Improvement projects usually start with recognizing that your company is not performing well or could do better. However, many organizations don’t know where to start when identifying the root cause of the problem, which means they can’t accurately determine the “price” (potential KPI improvement) or prioritize their targeted improvement efforts.

To address this issue, I would recommend conducting a loss and waste analysis, a streamlined process for analyzing the key performance areas that drive value chain competitiveness, then quantifying and prioritizing the scale of improvement opportunities .

It is important to note that while the loss and waste approach originated in the manufacturing sector, it can be applied in any industry to identify major losses within the company, such as excessive operating costs or lost production time, and find potential areas for improvement.

Identify the short-term opportunity catch

Once the appropriate level of detail has been gathered from the loss and waste analysis, each prioritized loss should be financially quantified and verified by your operations and finance teams.

Also consider bringing in outside experts at this stage. I’ve found that many organizations need external, objective and hands-on support to provide an unbiased perspective and help them step out of their comfort zone and jump-start their business transformation journey.

Once you’ve assembled your team of experts, I recommend guiding them to look for the following key features of a worthy short-term ROI opportunity:

1. Low initial investment required. By focusing on opportunities that require a low upfront capital investment, you can minimize risk and achieve faster returns. Examples of opportunities that require a low initial investment include optimizing inventory management or improving employee training and development.

2. High ROI potential. When considering opportunities for improvement, it’s essential to ask, “Where can we get the greatest ROI gain by applying focus and resources?” Conduct a thorough assessment of the opportunity’s potential impact on metrics such as production costs, sales revenue, and product quality to guide your decision-making process.

3. Short time frame. Searching for projects that can be implemented quickly yields faster results and allows you to adjust your strategy more quickly, so you can make further improvements if targets are not met.

4. Scalability. Find a solution that can be easily replicated in other parts of the business. To maximize ROI, start with a small initial investment, as mentioned above, then gradually expand the initiative as you begin to see results.

5. Durability. Don’t just look for quick fixes, choose projects that can be sustained over the long term through the implementation of best practices. This is key to ensuring continuous sustainable improvement and creating a real competitive advantage.

Once high-impact opportunities have been identified and management buy-in secured, build your performance improvement projects and bring in the right people with the right skills to execute on your strategy.

Sometimes it’s just not practical to hire all the necessary resources internally and you need to look externally for resources with proven experience in multiple successful projects to help achieve the needed results.

However, I’ve found that it’s also best to keep investing in your people through upskilling, leadership development, coaching, and celebrating incremental wins to inspire a culture of continuous improvement. This is vital not only to capture the desired performance acceleration and ROI in the short term, but also to ensure continuous sustainable improvement.
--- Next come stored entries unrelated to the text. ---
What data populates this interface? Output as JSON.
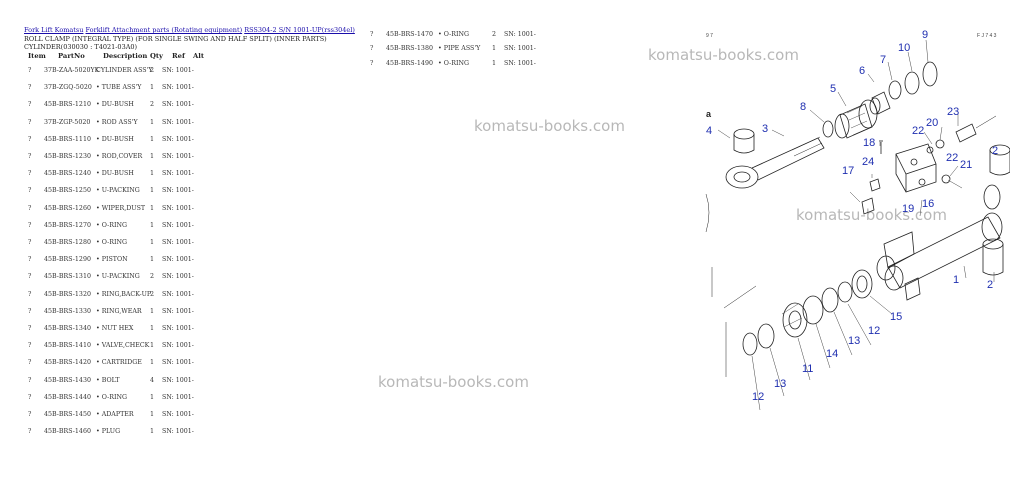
{
  "breadcrumb": [
    {
      "text": "Fork Lift Komatsu"
    },
    {
      "text": "Forklift Attachment parts (Rotating equipment)"
    },
    {
      "text": "RSS304-2 S/N 1001-UP(rss304el)"
    }
  ],
  "title_lines": [
    "ROLL CLAMP (INTEGRAL TYPE) (FOR SINGLE SWING AND HALF SPLIT) (INNER PARTS)",
    "CYLINDER(030030 : T4021-03A0)"
  ],
  "headers": {
    "item": "Item",
    "partno": "PartNo",
    "desc": "Description",
    "qty": "Qty",
    "ref": "Ref",
    "alt": "Alt"
  },
  "parts_left": [
    {
      "item": "?",
      "partno": "37B-ZAA-5020YK",
      "desc": "CYLINDER ASS'Y",
      "qty": "2",
      "ref": "SN: 1001-"
    },
    {
      "item": "?",
      "partno": "37B-ZGQ-5020",
      "desc": "• TUBE ASS'Y",
      "qty": "1",
      "ref": "SN: 1001-"
    },
    {
      "item": "?",
      "partno": "45B-BRS-1210",
      "desc": "• DU-BUSH",
      "qty": "2",
      "ref": "SN: 1001-"
    },
    {
      "item": "?",
      "partno": "37B-ZGP-5020",
      "desc": "• ROD ASS'Y",
      "qty": "1",
      "ref": "SN: 1001-"
    },
    {
      "item": "?",
      "partno": "45B-BRS-1110",
      "desc": "• DU-BUSH",
      "qty": "1",
      "ref": "SN: 1001-"
    },
    {
      "item": "?",
      "partno": "45B-BRS-1230",
      "desc": "• ROD,COVER",
      "qty": "1",
      "ref": "SN: 1001-"
    },
    {
      "item": "?",
      "partno": "45B-BRS-1240",
      "desc": "• DU-BUSH",
      "qty": "1",
      "ref": "SN: 1001-"
    },
    {
      "item": "?",
      "partno": "45B-BRS-1250",
      "desc": "• U-PACKING",
      "qty": "1",
      "ref": "SN: 1001-"
    },
    {
      "item": "?",
      "partno": "45B-BRS-1260",
      "desc": "• WIPER,DUST",
      "qty": "1",
      "ref": "SN: 1001-"
    },
    {
      "item": "?",
      "partno": "45B-BRS-1270",
      "desc": "• O-RING",
      "qty": "1",
      "ref": "SN: 1001-"
    },
    {
      "item": "?",
      "partno": "45B-BRS-1280",
      "desc": "• O-RING",
      "qty": "1",
      "ref": "SN: 1001-"
    },
    {
      "item": "?",
      "partno": "45B-BRS-1290",
      "desc": "• PISTON",
      "qty": "1",
      "ref": "SN: 1001-"
    },
    {
      "item": "?",
      "partno": "45B-BRS-1310",
      "desc": "• U-PACKING",
      "qty": "2",
      "ref": "SN: 1001-"
    },
    {
      "item": "?",
      "partno": "45B-BRS-1320",
      "desc": "• RING,BACK-UP",
      "qty": "2",
      "ref": "SN: 1001-"
    },
    {
      "item": "?",
      "partno": "45B-BRS-1330",
      "desc": "• RING,WEAR",
      "qty": "1",
      "ref": "SN: 1001-"
    },
    {
      "item": "?",
      "partno": "45B-BRS-1340",
      "desc": "• NUT HEX",
      "qty": "1",
      "ref": "SN: 1001-"
    },
    {
      "item": "?",
      "partno": "45B-BRS-1410",
      "desc": "• VALVE,CHECK",
      "qty": "1",
      "ref": "SN: 1001-"
    },
    {
      "item": "?",
      "partno": "45B-BRS-1420",
      "desc": "• CARTRIDGE",
      "qty": "1",
      "ref": "SN: 1001-"
    },
    {
      "item": "?",
      "partno": "45B-BRS-1430",
      "desc": "• BOLT",
      "qty": "4",
      "ref": "SN: 1001-"
    },
    {
      "item": "?",
      "partno": "45B-BRS-1440",
      "desc": "• O-RING",
      "qty": "1",
      "ref": "SN: 1001-"
    },
    {
      "item": "?",
      "partno": "45B-BRS-1450",
      "desc": "• ADAPTER",
      "qty": "1",
      "ref": "SN: 1001-"
    },
    {
      "item": "?",
      "partno": "45B-BRS-1460",
      "desc": "• PLUG",
      "qty": "1",
      "ref": "SN: 1001-"
    }
  ],
  "parts_right": [
    {
      "item": "?",
      "partno": "45B-BRS-1470",
      "desc": "• O-RING",
      "qty": "2",
      "ref": "SN: 1001-"
    },
    {
      "item": "?",
      "partno": "45B-BRS-1380",
      "desc": "• PIPE ASS'Y",
      "qty": "1",
      "ref": "SN: 1001-"
    },
    {
      "item": "?",
      "partno": "45B-BRS-1490",
      "desc": "• O-RING",
      "qty": "1",
      "ref": "SN: 1001-"
    }
  ],
  "watermark": "komatsu-books.com",
  "diagram": {
    "corner_left": "9 7",
    "corner_right": "F J 7 4 3",
    "side_letter": "a",
    "callouts": [
      "1",
      "2",
      "2",
      "3",
      "4",
      "5",
      "6",
      "7",
      "8",
      "9",
      "10",
      "11",
      "12",
      "12",
      "12",
      "13",
      "13",
      "14",
      "15",
      "16",
      "17",
      "18",
      "19",
      "20",
      "21",
      "22",
      "22",
      "23",
      "24"
    ]
  },
  "colors": {
    "link": "#1a0dab",
    "callout": "#1f2fb0",
    "watermark": "#b8b8b8"
  }
}
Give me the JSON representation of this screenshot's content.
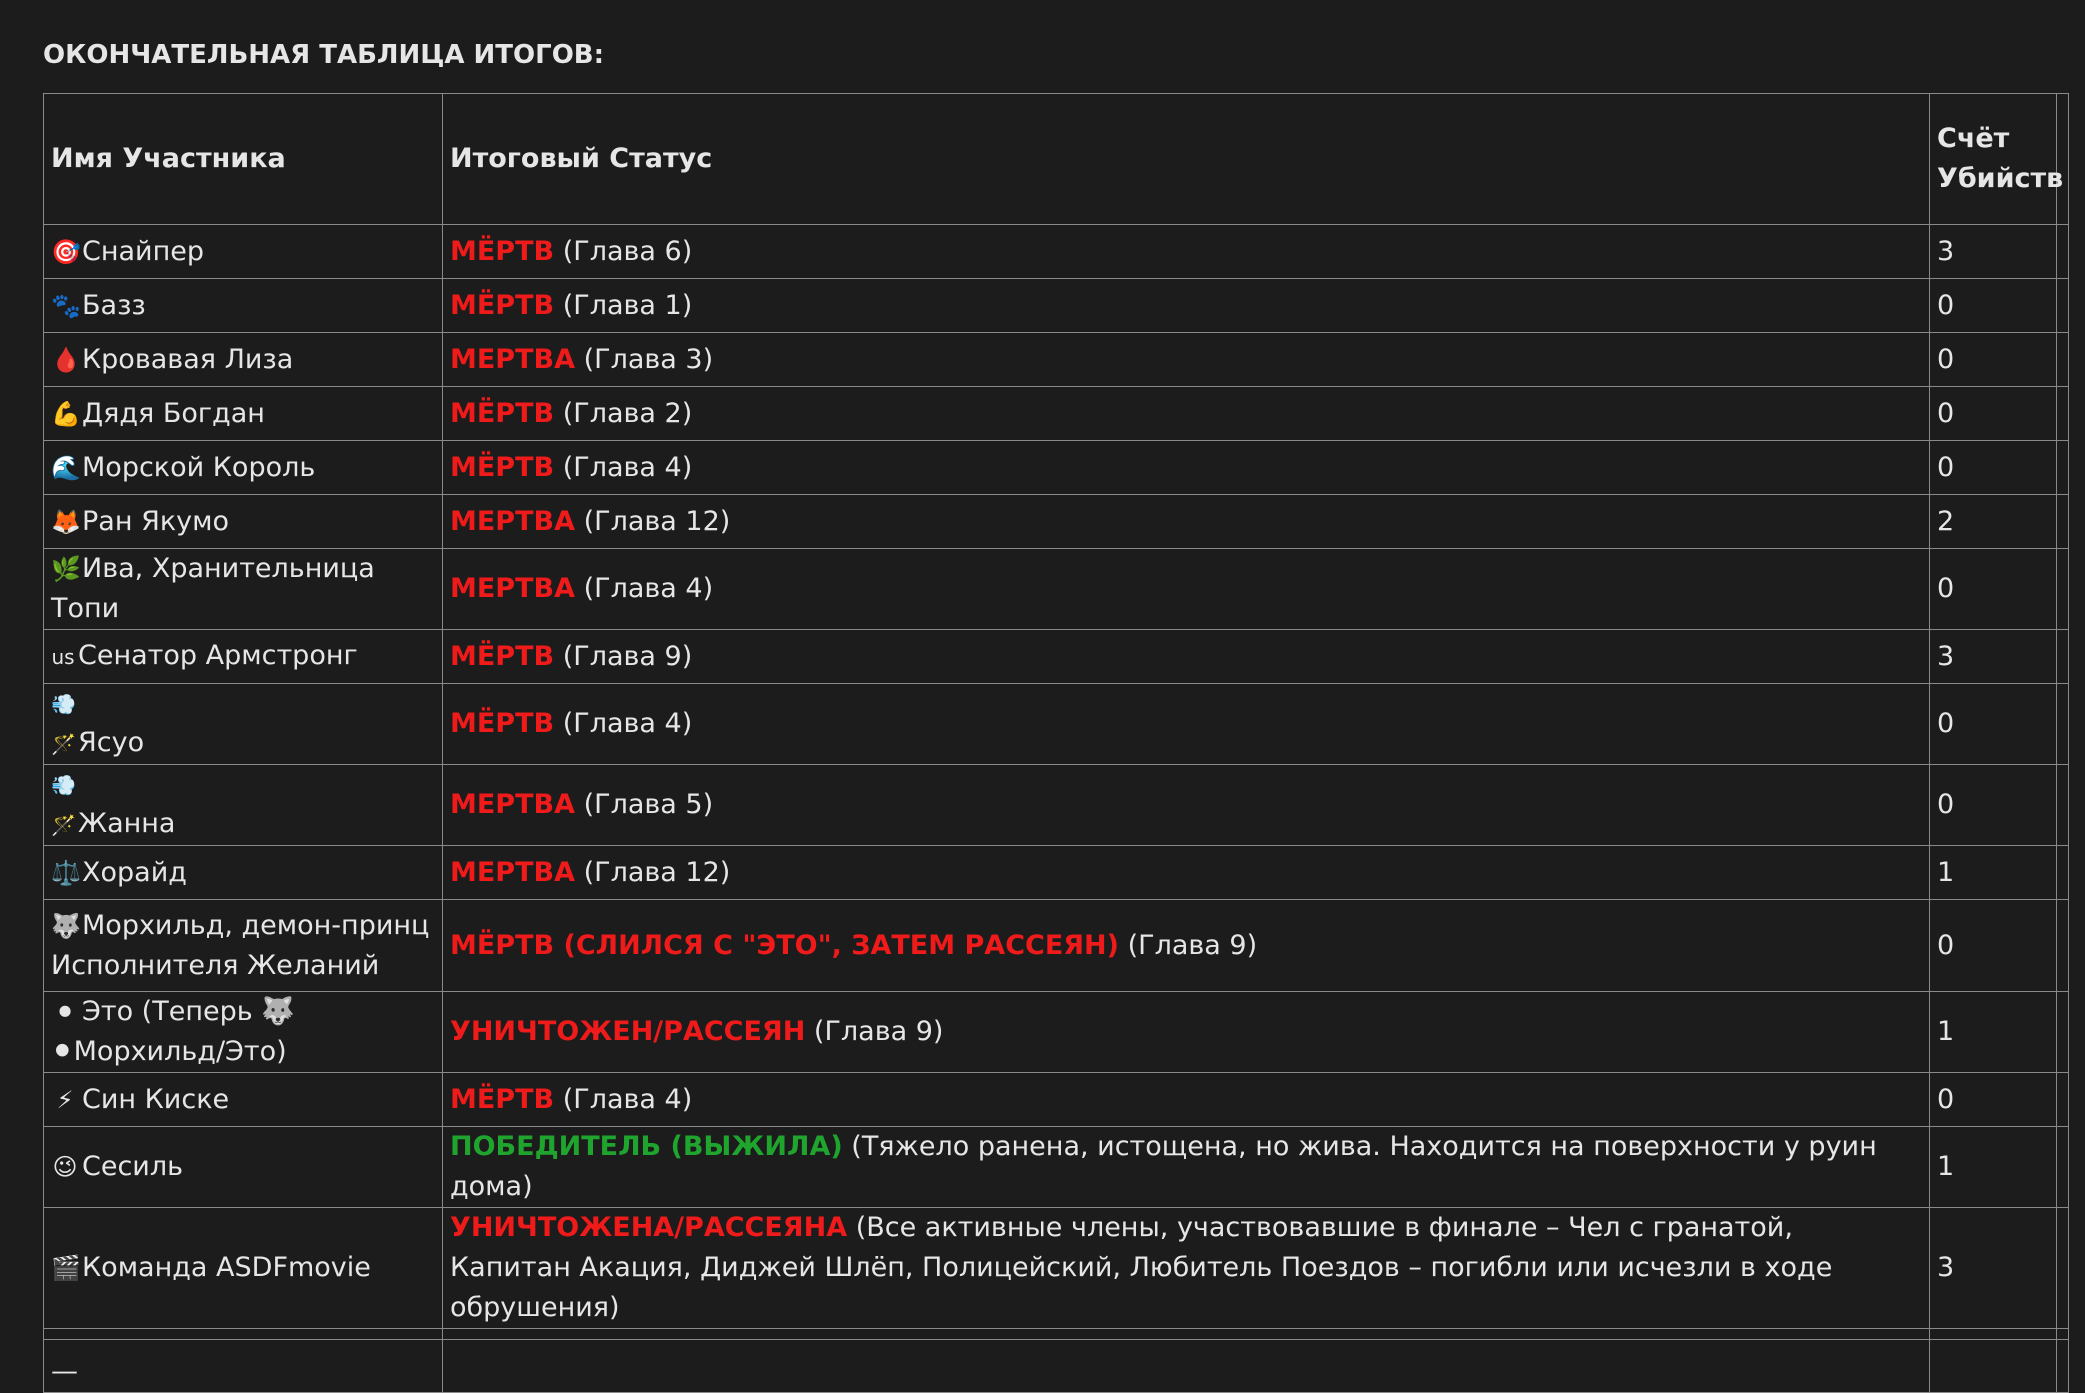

Fast ROI Manufacturers face triple pressure as global supply chain constraints, inflation and talent shortages put the industry under tremendous pressure. As a result, operational excellence leaders are torn between short-term recession relief and longer-term growth strategies. But what if you could do both? By identifying and leveraging high-impact improvement opportunities, I believe you can achieve a rapid ROI and stay competitive.

The key is identifying the improvement opportunities that will have maximum impact, addressing them through structured improvement projects, empowering employees to take the initiative and lead, and sustain the benefits through continued implementation of best practices.